March 06, 2014

Milking the Agenda



One would think that some new policy decisions had been made or some new truths revealed, when President Pranab Mukherjee and Shipping Minister GK Vasan spoke at the first convocation function at the Indian Maritime University recently. The President, referring to the country’s 7500 km long coastline and the dismal numbers associated with Indian ships carrying Indian cargoes, said what everybody else has already said- that India had to boost the quality of its maritime personnel and  also increase its shipbuilding capacity.  Vasan, on the other hand, repeated, almost verbatim, what had been put out in the Maritime Agenda rolled out by his government almost three years ago, saying that the aspiration was to ‘substantially increase the strength of our seafarers to 9 per cent of the world share’ from the present 6 or 7 per cent. 

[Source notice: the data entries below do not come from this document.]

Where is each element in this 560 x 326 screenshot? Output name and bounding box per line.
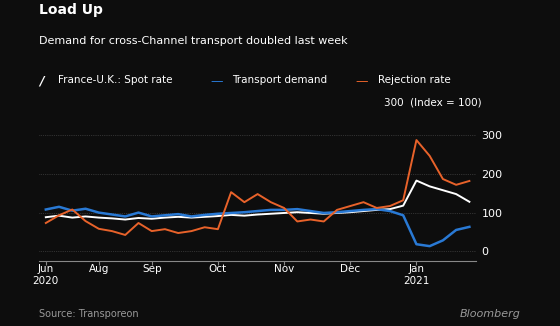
Text: /: / [39, 75, 44, 88]
Text: Nov: Nov [274, 264, 294, 274]
Text: Demand for cross-Channel transport doubled last week: Demand for cross-Channel transport doubl… [39, 36, 348, 46]
Text: Bloomberg: Bloomberg [460, 309, 521, 319]
Text: Source: Transporeon: Source: Transporeon [39, 309, 139, 319]
Text: France-U.K.: Spot rate: France-U.K.: Spot rate [58, 75, 172, 85]
Text: Sep: Sep [142, 264, 161, 274]
Text: Dec: Dec [340, 264, 360, 274]
Text: Rejection rate: Rejection rate [378, 75, 451, 85]
Text: 300  (Index = 100): 300 (Index = 100) [384, 98, 482, 108]
Text: Jun
2020: Jun 2020 [32, 264, 59, 286]
Text: Jan
2021: Jan 2021 [403, 264, 430, 286]
Text: —: — [356, 75, 368, 88]
Text: Aug: Aug [88, 264, 109, 274]
Text: —: — [210, 75, 222, 88]
Text: Transport demand: Transport demand [232, 75, 328, 85]
Text: Oct: Oct [209, 264, 227, 274]
Text: Load Up: Load Up [39, 3, 103, 17]
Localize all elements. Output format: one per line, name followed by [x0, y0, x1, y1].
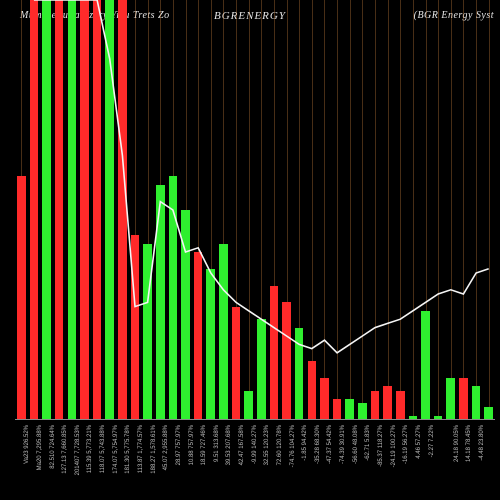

I will leave aside the fact that I am deeply suspicious of the ability of the IMU, an institution mired in all sorts of unsavoury scandals and controversies almost since its inception, to deliver any kind of quality.  Even so, all that Mukherjee and Vasan said at its convocation is old hat. These clichés have been repeated too often by commercial managers, bureaucrats and politicians alike over the years and sound terribly anaemic by now. Because experience has shown us that they are just words backed up by little or no action. 

The fact is that the Maritime Agenda 2020, rolled out in 2011, said that the 9 per cent number was to be accomplished by 2015, which is next year. I don’t know if anybody has compiled statistics recently, but I wouldn’t be surprised if that 6 per cent number has fallen instead of rising, but then I can’t think of a single cohesive policy that has been implemented, in the last three years, to make the 9 per cent number even remotely possible. Grand declarations of intent achieve zilch without will and action. A vision on its own is nothing.

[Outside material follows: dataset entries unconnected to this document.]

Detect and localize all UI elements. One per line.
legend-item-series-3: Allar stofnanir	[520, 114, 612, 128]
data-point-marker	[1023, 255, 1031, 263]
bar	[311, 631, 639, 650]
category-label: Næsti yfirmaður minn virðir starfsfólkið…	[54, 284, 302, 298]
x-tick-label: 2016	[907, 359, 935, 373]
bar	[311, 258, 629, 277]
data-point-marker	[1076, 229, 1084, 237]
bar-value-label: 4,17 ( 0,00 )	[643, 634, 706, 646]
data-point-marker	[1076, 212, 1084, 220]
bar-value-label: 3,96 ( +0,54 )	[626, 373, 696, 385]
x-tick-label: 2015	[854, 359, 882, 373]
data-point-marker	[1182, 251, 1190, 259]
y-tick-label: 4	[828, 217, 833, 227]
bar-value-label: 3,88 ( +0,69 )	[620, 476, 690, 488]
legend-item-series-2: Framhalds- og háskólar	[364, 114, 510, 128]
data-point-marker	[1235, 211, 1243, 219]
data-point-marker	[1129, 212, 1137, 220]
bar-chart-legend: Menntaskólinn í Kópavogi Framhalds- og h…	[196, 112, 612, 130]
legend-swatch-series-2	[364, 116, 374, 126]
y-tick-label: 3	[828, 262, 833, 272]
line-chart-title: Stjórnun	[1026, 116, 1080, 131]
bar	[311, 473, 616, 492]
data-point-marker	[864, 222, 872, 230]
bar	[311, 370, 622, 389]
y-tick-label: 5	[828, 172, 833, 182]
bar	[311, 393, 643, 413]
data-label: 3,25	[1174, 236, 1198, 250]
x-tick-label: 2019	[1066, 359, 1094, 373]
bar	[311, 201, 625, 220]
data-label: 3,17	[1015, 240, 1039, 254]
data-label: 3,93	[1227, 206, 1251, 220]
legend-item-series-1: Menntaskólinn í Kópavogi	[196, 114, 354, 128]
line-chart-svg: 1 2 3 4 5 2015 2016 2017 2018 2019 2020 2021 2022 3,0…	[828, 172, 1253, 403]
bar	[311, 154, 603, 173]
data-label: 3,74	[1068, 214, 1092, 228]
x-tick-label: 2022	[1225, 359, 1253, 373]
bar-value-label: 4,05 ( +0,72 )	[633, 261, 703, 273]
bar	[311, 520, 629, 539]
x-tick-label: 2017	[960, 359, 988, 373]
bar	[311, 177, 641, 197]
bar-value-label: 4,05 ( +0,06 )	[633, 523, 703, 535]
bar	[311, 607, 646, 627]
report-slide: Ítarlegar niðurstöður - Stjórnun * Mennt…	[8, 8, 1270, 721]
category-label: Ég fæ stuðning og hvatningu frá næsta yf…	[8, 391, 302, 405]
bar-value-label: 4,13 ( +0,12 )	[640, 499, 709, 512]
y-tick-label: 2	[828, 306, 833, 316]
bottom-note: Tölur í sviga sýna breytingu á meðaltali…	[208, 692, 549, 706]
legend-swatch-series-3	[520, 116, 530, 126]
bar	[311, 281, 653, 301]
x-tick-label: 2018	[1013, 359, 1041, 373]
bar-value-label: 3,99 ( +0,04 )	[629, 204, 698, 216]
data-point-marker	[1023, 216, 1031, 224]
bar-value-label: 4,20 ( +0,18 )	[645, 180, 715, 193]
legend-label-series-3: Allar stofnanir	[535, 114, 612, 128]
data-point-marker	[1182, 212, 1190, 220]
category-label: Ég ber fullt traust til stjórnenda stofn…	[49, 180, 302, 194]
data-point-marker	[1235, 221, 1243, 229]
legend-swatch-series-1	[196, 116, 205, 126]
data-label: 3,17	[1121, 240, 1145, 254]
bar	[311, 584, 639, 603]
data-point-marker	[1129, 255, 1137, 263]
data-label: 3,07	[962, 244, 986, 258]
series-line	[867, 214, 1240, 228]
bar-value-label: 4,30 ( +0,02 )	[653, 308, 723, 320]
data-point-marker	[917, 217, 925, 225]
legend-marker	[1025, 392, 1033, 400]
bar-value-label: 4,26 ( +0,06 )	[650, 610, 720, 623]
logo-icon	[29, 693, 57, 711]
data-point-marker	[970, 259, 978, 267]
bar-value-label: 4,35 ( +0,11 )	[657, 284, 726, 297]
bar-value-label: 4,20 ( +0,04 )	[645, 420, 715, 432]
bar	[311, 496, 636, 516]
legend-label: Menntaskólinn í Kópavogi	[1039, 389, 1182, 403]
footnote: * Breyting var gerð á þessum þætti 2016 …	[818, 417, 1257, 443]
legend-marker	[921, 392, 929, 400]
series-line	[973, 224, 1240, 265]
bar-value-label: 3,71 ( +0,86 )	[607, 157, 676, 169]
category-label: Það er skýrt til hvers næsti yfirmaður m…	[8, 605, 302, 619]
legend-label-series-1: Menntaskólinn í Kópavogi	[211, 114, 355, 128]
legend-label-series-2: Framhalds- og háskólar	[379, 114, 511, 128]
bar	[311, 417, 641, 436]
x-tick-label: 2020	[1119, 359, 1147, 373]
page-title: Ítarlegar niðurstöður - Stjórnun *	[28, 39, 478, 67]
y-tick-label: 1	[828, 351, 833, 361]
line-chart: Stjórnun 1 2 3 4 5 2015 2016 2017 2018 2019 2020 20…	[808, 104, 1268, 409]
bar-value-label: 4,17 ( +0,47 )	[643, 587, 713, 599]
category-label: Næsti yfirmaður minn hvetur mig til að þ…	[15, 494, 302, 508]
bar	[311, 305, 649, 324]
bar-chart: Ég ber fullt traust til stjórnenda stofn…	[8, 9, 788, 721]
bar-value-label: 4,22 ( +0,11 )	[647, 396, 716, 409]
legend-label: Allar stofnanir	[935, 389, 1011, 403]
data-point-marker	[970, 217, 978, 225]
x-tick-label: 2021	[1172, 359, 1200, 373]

Which is why I am also sceptical about another grand plan- the formation of an Indian Maritime Service. The National Shipping Board, the highest advisory body to the Ministry of Shipping, recommended last week that the Government constitute a committee or appoint a consultant to work out the modalities for this administrative service that would be on the lines of the Indian Administrative Service or the Indian Police Service. Shipping has suffered much, we are told, from the dearth of professional maritime administrators; the IMS will change that.

Now I am not saying that the IMS is a bad idea. For the life of me, however, I can’t imagine how an organisation modelled along the lines of the almost incredibly corrupt and compromised IAS and IPS will effectively deliver anything.  Chances are it will just add another layer of new infirmity to old decrepitude.

It appears that we in India will do many things to solve shipping’s problems. We will conjure up grand visions and produce eloquent clichés. We will deliberate and advise. We will produce statistics and pay consultants to find solutions to problems that they know little about and will never face. We will expand clerical fiefdoms and pretend that administration is the purpose of the exercise, and the dubious panacea that this will solve much.  We will even repeat old, tired platitudes while pretending that they are brand new.

But we will not act. And we will not clean up our act.